When 4 materials need to be printed, a configuration of two sets of the system shown in fig. 4 in parallel, i.e., the 4-channel 3D printer head embodiment shown in fig. 5, may be employed. Wherein, 4 injectors 1b, 2b, 3b and 4b are respectively injected with 4 different fluid materials, the on-off of the flow passages 5b and 6b is controlled by a baffle 10b, the on-off of the flow passages 7b and 8b is controlled by a baffle 11b, and the flow passages 5b, 6b, 7b and 8b are converged and then communicated with the inner hole of the nozzle 9 b.

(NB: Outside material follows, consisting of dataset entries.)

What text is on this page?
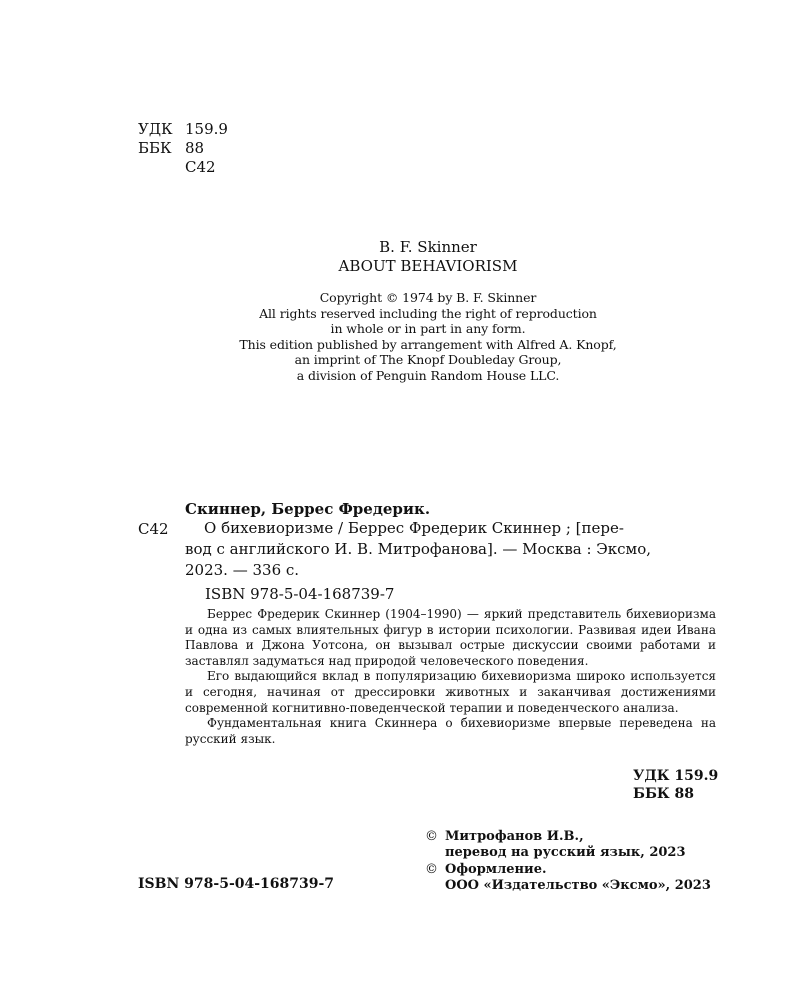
УДК 159.9
ББК 88
С42
B. F. Skinner
ABOUT BEHAVIORISM
Copyright © 1974 by B. F. Skinner
All rights reserved including the right of reproduction
in whole or in part in any form.
This edition published by arrangement with Alfred A. Knopf,
an imprint of The Knopf Doubleday Group,
a division of Penguin Random House LLC.
Скиннер, Беррес Фредерик.
С42 О бихевиоризме / Беррес Фредерик Скиннер ; [пере-
вод с английского И. В. Митрофанова]. — Москва : Эксмо,
2023. — 336 с.
ISBN 978-5-04-168739-7

Беррес Фредерик Скиннер (1904–1990) — яркий представитель бихевиоризма и одна из самых влиятельных фигур в истории психологии. Развивая идеи Ивана Павлова и Джона Уотсона, он вызывал острые дискуссии своими работами и заставлял задуматься над природой человеческого поведения.

Его выдающийся вклад в популяризацию бихевиоризма широко используется и сегодня, начиная от дрессировки животных и заканчивая достижениями современной когнитивно-поведенческой терапии и поведенческого анализа.

Фундаментальная книга Скиннера о бихевиоризме впервые переведена на русский язык.

УДК 159.9
ББК 88
© Митрофанов И.В.,
перевод на русский язык, 2023
© Оформление.
ООО «Издательство «Эксмо», 2023
ISBN 978-5-04-168739-7
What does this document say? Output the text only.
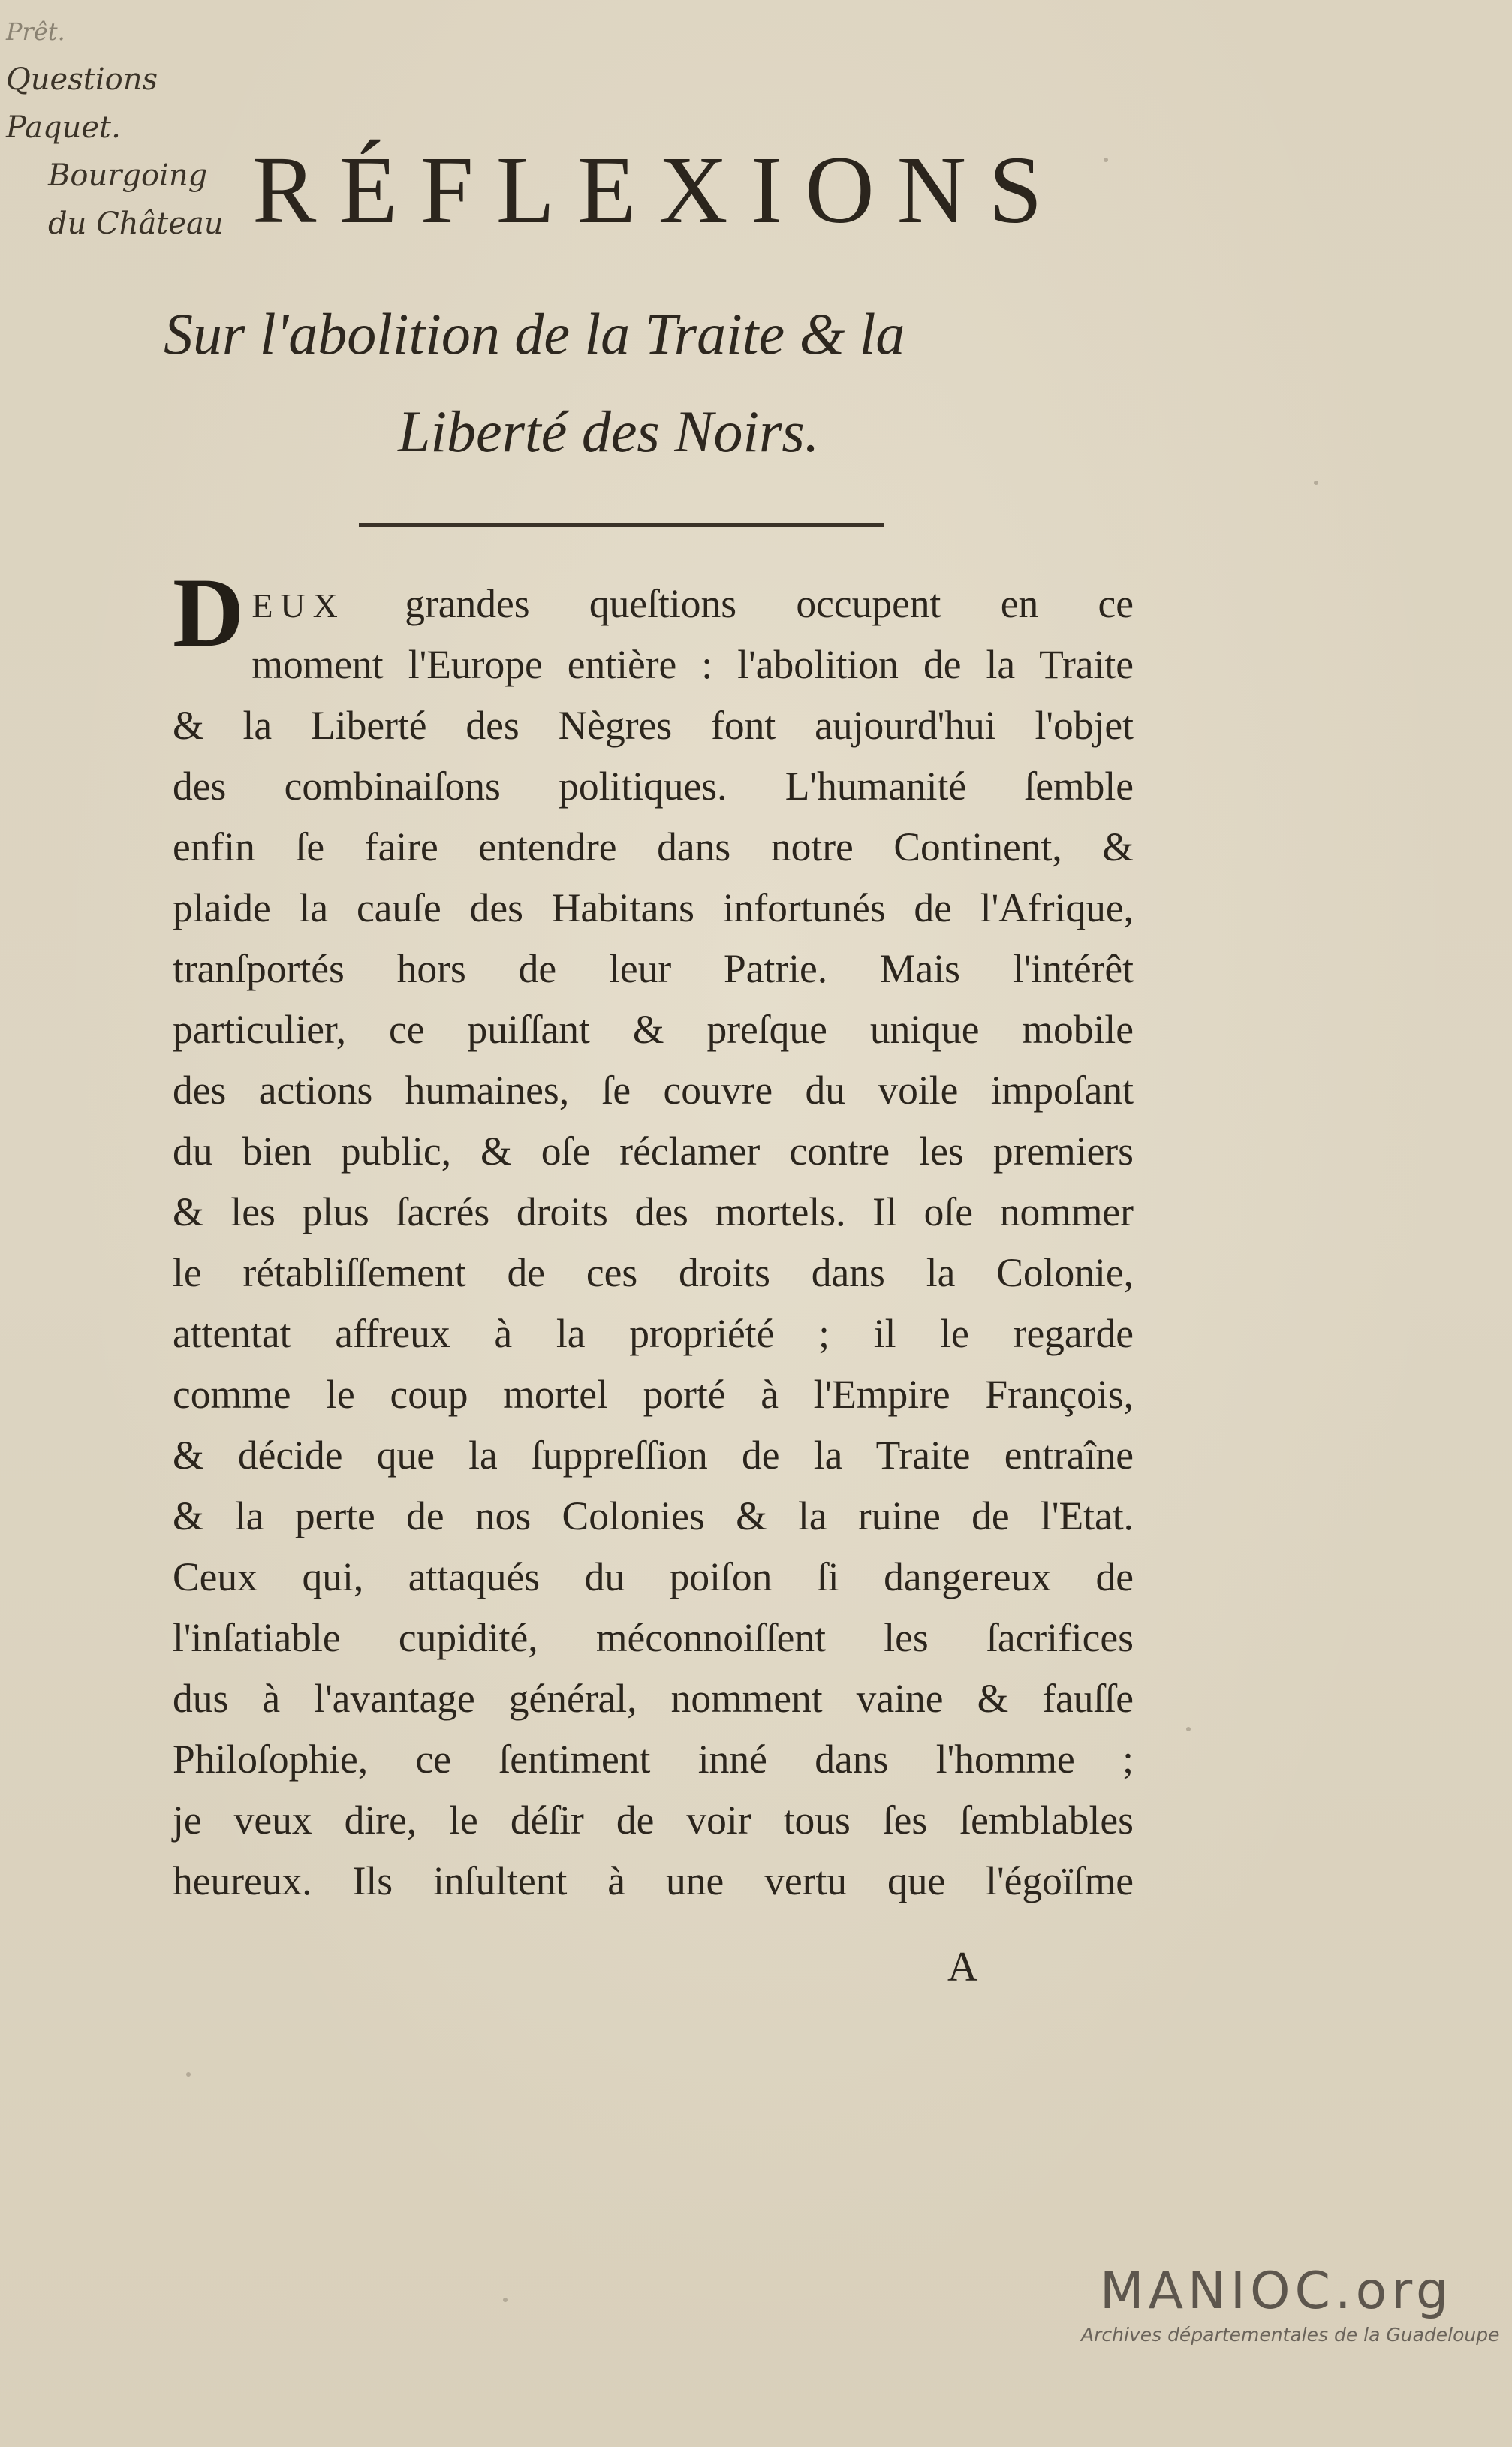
Prêt.
Questions
Paquet.
Bourgoing
du Château RÉFLEXIONS
Sur l'abolition de la Traite & la
Liberté des Noirs.
D EUX grandes queſtions occupent en ce
moment l'Europe entière : l'abolition de la Traite
& la Liberté des Nègres font aujourd'hui l'objet
des combinaiſons politiques. L'humanité ſemble
enfin ſe faire entendre dans notre Continent, &
plaide la cauſe des Habitans infortunés de l'Afrique,
tranſportés hors de leur Patrie. Mais l'intérêt
particulier, ce puiſſant & preſque unique mobile
des actions humaines, ſe couvre du voile impoſant
du bien public, & oſe réclamer contre les premiers
& les plus ſacrés droits des mortels. Il oſe nommer
le rétabliſſement de ces droits dans la Colonie,
attentat affreux à la propriété ; il le regarde
comme le coup mortel porté à l'Empire François,
& décide que la ſuppreſſion de la Traite entraîne
& la perte de nos Colonies & la ruine de l'Etat.
Ceux qui, attaqués du poiſon ſi dangereux de
l'inſatiable cupidité, méconnoiſſent les ſacrifices
dus à l'avantage général, nomment vaine & fauſſe
Philoſophie, ce ſentiment inné dans l'homme ;
je veux dire, le déſir de voir tous ſes ſemblables
heureux. Ils inſultent à une vertu que l'égoïſme
A
MANIOC.org
Archives départementales de la Guadeloupe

Because the 3D print head with the 4 flow channels is actually formed by two sets of 3D print heads with the 2 flow channels in parallel, the specific implementation principle is the same as that of the 3D print head with the 2 flow channels, and details are not repeated here.

Similarly, the 6 runners can adopt 3 sets of structures as shown in fig. 4, and the structures of the multi-runner 3D printer nozzles can be analogized, and the multi-runner 3D printer nozzles are formed by arranging a plurality of sets of 2-runner 3D printer nozzles as shown in fig. 4 in parallel.

The previous description of the disclosure is provided to enable any person skilled in the art to make or use the disclosure. Various modifications to the disclosure will be readily apparent to those skilled in the art, and the generic principles defined herein may be applied to other variations without departing from the spirit or scope of the disclosure. Thus, the disclosure is not intended to be limited to the examples and designs described herein but is to be accorded the widest scope consistent with the principles and novel features disclosed herein.